Perhaps the most well-known property of vortex plates is that their far field can be described as having a doughnut shape. This shape could also be obtained with a combination of Gaussian modes but a vortex plate is much more versatile and compact. This sort of beam shape can be useful in many applications. For instance, in optical tweezers the vortex plate can provide an extra degree of freedom for light manipulation. In microscopy and lithography, where the imaging properties are given by the Point Spread Function of the overall optics involved, a vortex plate can open new possibilities to explore. In fact, there is one technique in microscopy that is already harnessing the properties of vortex plates. This technique is called stimulated emission depletion, or STED, and it uses two optical channels with different wavelengths. Both are used to illuminate the sample at the exact location to generate fluorescence, but in one of them a vortex plate is placed along its optical train. This will create a ring pattern of that wavelength that encircles the spot from the other wavelength.
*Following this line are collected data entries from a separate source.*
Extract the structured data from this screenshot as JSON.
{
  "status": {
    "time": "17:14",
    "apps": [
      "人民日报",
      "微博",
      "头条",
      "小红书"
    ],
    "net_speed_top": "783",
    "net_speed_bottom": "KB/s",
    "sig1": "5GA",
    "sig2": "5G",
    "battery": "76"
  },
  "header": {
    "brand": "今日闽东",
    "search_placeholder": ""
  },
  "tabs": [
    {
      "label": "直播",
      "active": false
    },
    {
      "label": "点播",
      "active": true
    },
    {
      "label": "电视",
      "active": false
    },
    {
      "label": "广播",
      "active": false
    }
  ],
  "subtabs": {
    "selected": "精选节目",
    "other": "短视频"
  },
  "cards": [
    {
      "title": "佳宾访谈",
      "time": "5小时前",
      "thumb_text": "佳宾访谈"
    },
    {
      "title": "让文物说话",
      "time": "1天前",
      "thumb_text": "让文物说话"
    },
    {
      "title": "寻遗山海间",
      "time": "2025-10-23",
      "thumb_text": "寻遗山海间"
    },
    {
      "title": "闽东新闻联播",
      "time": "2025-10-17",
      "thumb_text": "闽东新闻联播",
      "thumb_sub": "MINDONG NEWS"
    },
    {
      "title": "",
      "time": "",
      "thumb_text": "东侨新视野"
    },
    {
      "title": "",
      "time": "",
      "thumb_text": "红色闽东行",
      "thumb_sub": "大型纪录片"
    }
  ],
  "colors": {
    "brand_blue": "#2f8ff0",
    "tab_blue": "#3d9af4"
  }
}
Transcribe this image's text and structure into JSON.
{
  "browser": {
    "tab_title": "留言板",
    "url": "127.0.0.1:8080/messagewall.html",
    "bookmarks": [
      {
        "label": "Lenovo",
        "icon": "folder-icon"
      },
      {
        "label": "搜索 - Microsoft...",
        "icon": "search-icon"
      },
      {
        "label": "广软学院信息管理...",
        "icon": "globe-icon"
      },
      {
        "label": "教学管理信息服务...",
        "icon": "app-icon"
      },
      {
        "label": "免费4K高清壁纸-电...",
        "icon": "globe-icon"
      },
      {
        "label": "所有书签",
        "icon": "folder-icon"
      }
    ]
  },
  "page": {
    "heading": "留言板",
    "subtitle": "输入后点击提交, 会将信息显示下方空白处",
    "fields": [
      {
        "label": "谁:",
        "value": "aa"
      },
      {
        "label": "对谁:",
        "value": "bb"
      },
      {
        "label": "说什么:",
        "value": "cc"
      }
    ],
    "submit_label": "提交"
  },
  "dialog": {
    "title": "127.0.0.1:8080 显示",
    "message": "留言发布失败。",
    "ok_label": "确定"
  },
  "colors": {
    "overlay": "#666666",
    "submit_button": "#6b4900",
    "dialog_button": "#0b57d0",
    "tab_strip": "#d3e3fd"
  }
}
The bounded area is generally smaller than the diffraction limit. Hence, resolution beyond the diffraction limit can be obtained.
Another remarkable property of the beam coming out of a vortex phase plate is that it is considered to be “self-healing”. This means that the beam is not affected by clipping induced by apertures not being big enough. All other types of beams can be greatly affected by this as a result of diffraction.
The output beam of a vortex plate is said to have acquired an angular momentum. Along the same line, there is a parameter referred to as the topological charge which indicates the number of full phase cycles (2π radians) that the vortex plate can impart to the beam. These concepts are becoming more common in advanced physics fields like quantum optics and quantum computing.